Markets seek to break out of tight range as volatility fades
June 07, 2021
Equity markets look to break out of the recent trading pattern, with the S&P 500® Index starting the week mere points below the record high from a month ago. Investors have wrestled over the past two months on the economic reopening and encouraging data versus elevated valuations, supply-chain issues, and an uncertain path for the Federal Reserve. Renewed investor optimism and speculative behavior has driven rallies in pockets of the market but has not led to a broad market breakout of the recent range. The broader market has a more cautious and skeptical tone than earlier in the year.
Volatility has collapsed in recent weeks, with the VIX below 17 for the first time since before the pandemic. Over the past three weeks, the average daily move for the S&P 500 is just over one-third of a percent, compared with an average of 1.2% since the pandemic. Despite the recent drop in volatility, markets continue to have a subtle pro-cyclical shift, led by value, small caps, and emerging markets. Commodity prices also reflect the risk-on environment, with crude prices and retail gas prices at the highest level since 2014.
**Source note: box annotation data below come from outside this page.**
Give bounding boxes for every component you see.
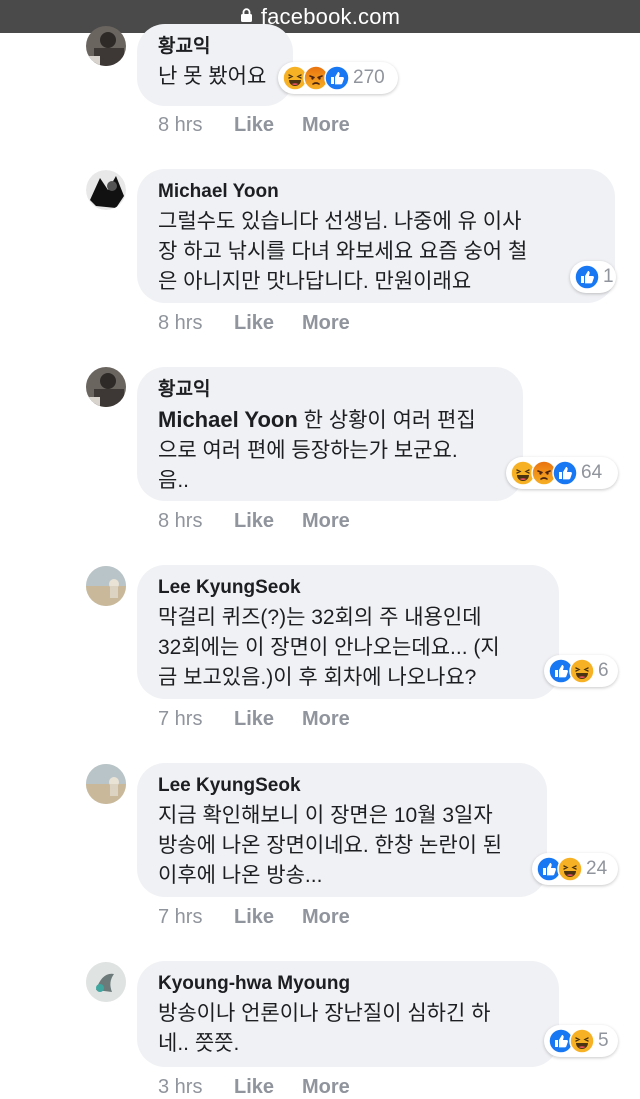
reaction-summary[interactable]: 5 [544,1025,618,1057]
like-button[interactable]: Like [234,906,302,929]
reaction-icons [548,1028,595,1054]
reaction-summary[interactable]: 64 [506,457,618,489]
comment-actions: 3 hrs Like More [158,1076,350,1099]
avatar[interactable] [86,367,126,407]
comment-actions: 7 hrs Like More [158,906,350,929]
avatar[interactable] [86,26,126,66]
angry-reaction-icon [531,460,557,486]
comment-text: 난 못 봤어요 [158,65,267,88]
like-reaction-icon [536,856,562,882]
comment-bubble: Michael Yoon 그럴수도 있습니다 선생님. 나중에 유 이사 장 하… [137,169,615,303]
comment-author[interactable]: Kyoung-hwa Myoung [158,971,539,997]
comment-time[interactable]: 3 hrs [158,1076,234,1099]
like-button[interactable]: Like [234,1076,302,1099]
avatar[interactable] [86,170,126,210]
comment-author[interactable]: 황교익 [158,377,503,403]
reaction-icons [536,856,583,882]
avatar[interactable] [86,962,126,1002]
comment-author[interactable]: Lee KyungSeok [158,773,527,799]
reaction-count: 1 [603,266,614,287]
comment-author[interactable]: Michael Yoon [158,179,595,205]
reaction-summary[interactable]: 24 [532,853,618,885]
comment-bubble: Lee KyungSeok 막걸리 퀴즈(?)는 32회의 주 내용인데 32회… [137,565,559,699]
like-button[interactable]: Like [234,510,302,533]
comment-bubble: Lee KyungSeok 지금 확인해보니 이 장면은 10월 3일자 방송에… [137,763,547,897]
like-button[interactable]: Like [234,114,302,137]
more-button[interactable]: More [302,114,350,137]
reaction-icons [574,264,600,290]
url-text: facebook.com [260,3,401,29]
haha-reaction-icon [282,65,308,91]
comment-bubble: 황교익 난 못 봤어요 [137,24,293,106]
lock-icon [240,7,252,22]
more-button[interactable]: More [302,906,350,929]
haha-reaction-icon [510,460,536,486]
like-reaction-icon [548,1028,574,1054]
comment-actions: 8 hrs Like More [158,312,350,335]
like-button[interactable]: Like [234,312,302,335]
reaction-icons [510,460,578,486]
reaction-icons [548,658,595,684]
comment-actions: 8 hrs Like More [158,114,350,137]
comment-text: 지금 확인해보니 이 장면은 10월 3일자 방송에 나온 장면이네요. 한창 … [158,804,503,887]
haha-reaction-icon [569,1028,595,1054]
comment-time[interactable]: 8 hrs [158,510,234,533]
like-reaction-icon [324,65,350,91]
angry-reaction-icon [303,65,329,91]
more-button[interactable]: More [302,312,350,335]
comment-text: 그럴수도 있습니다 선생님. 나중에 유 이사 장 하고 낚시를 다녀 와보세요… [158,210,528,293]
reaction-summary[interactable]: 6 [544,655,618,687]
avatar[interactable] [86,764,126,804]
comment-author[interactable]: 황교익 [158,34,273,60]
comment-time[interactable]: 8 hrs [158,114,234,137]
comment-bubble: 황교익 Michael Yoon 한 상황이 여러 편집 으로 여러 편에 등장… [137,367,523,501]
reaction-count: 5 [598,1030,609,1051]
comment-actions: 7 hrs Like More [158,708,350,731]
comment-actions: 8 hrs Like More [158,510,350,533]
avatar[interactable] [86,566,126,606]
comment-time[interactable]: 8 hrs [158,312,234,335]
comment-time[interactable]: 7 hrs [158,708,234,731]
comment-text: 방송이나 언론이나 장난질이 심하긴 하 네.. 쯧쯧. [158,1002,491,1055]
like-reaction-icon [574,264,600,290]
reaction-summary[interactable]: 270 [278,62,398,94]
more-button[interactable]: More [302,1076,350,1099]
like-reaction-icon [548,658,574,684]
haha-reaction-icon [569,658,595,684]
more-button[interactable]: More [302,708,350,731]
like-reaction-icon [552,460,578,486]
comment-text: 막걸리 퀴즈(?)는 32회의 주 내용인데 32회에는 이 장면이 안나오는데… [158,606,500,689]
comment-text: Michael Yoon 한 상황이 여러 편집 으로 여러 편에 등장하는가 … [158,405,503,496]
more-button[interactable]: More [302,510,350,533]
reaction-count: 64 [581,462,603,483]
reaction-summary[interactable]: 1 [570,261,616,293]
comment-time[interactable]: 7 hrs [158,906,234,929]
like-button[interactable]: Like [234,708,302,731]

May payrolls disappointed for the second-straight month, adding 559k jobs versus the expectation of 650k. The employment-to-population ratio, a metric followed by the Fed, inched higher to 58.0% but remains 3.1% below the pre-pandemic level. The report was another indication of a labor shortage, as the sluggish growth is more attributable to a lack of labor supply rather than demand for workers despite the economy having roughly seven million fewer jobs than before the pandemic. The market reacted positively to the report, as a strong report was feared to potentially trigger a tapering of asset purchases by the Fed.
The economy continues to run at record levels, with the NY Fed’s Weekly Economic Index reflecting economic growth of greater than 11% for the past seven weeks. May ISM services recorded a record-high 64.0, better than expectations and above April’s reading of 62.7. New orders, backlog, and export orders grew, though supplier deliveries and employment continue to reflect supply chain and labor challenges. Prices paid reached the highest level in 16 years, with all commodities showing inflation. The ISM manufacturing survey showed similar trends, with a reading of 61.2, and prices paid off just slightly from April’s reading that was the highest since 2008.
Treasury Secretary Yellen supports President Biden’s $4 trillion in additional spending, and if it triggers higher interest rates and inflation it could be a positive given the low levels over the past decade. She continues to believe that the recent inflation pressures are transitory, and that control over inflation rests with the Fed, not the administration. The G7 backed her proposal for a global minimum tax of at least 15%, though the road to passage is long and requires the support of the broader G20 and over 100 other countries in addition to congressional approval. Biden rejected the Republican counterproposal on infrastructure, as a bipartisan solution is proving difficult to execute.
What to Watch
Inflation data will be in focus this week, with the CPI report for May on Thursday. Other important data points include NFIB Small Business and JOLTS job openings on Tuesday, hourly earnings on Thursday, and consumer sentiment on Friday. The FOMC meeting is the following Tuesday and Wednesday.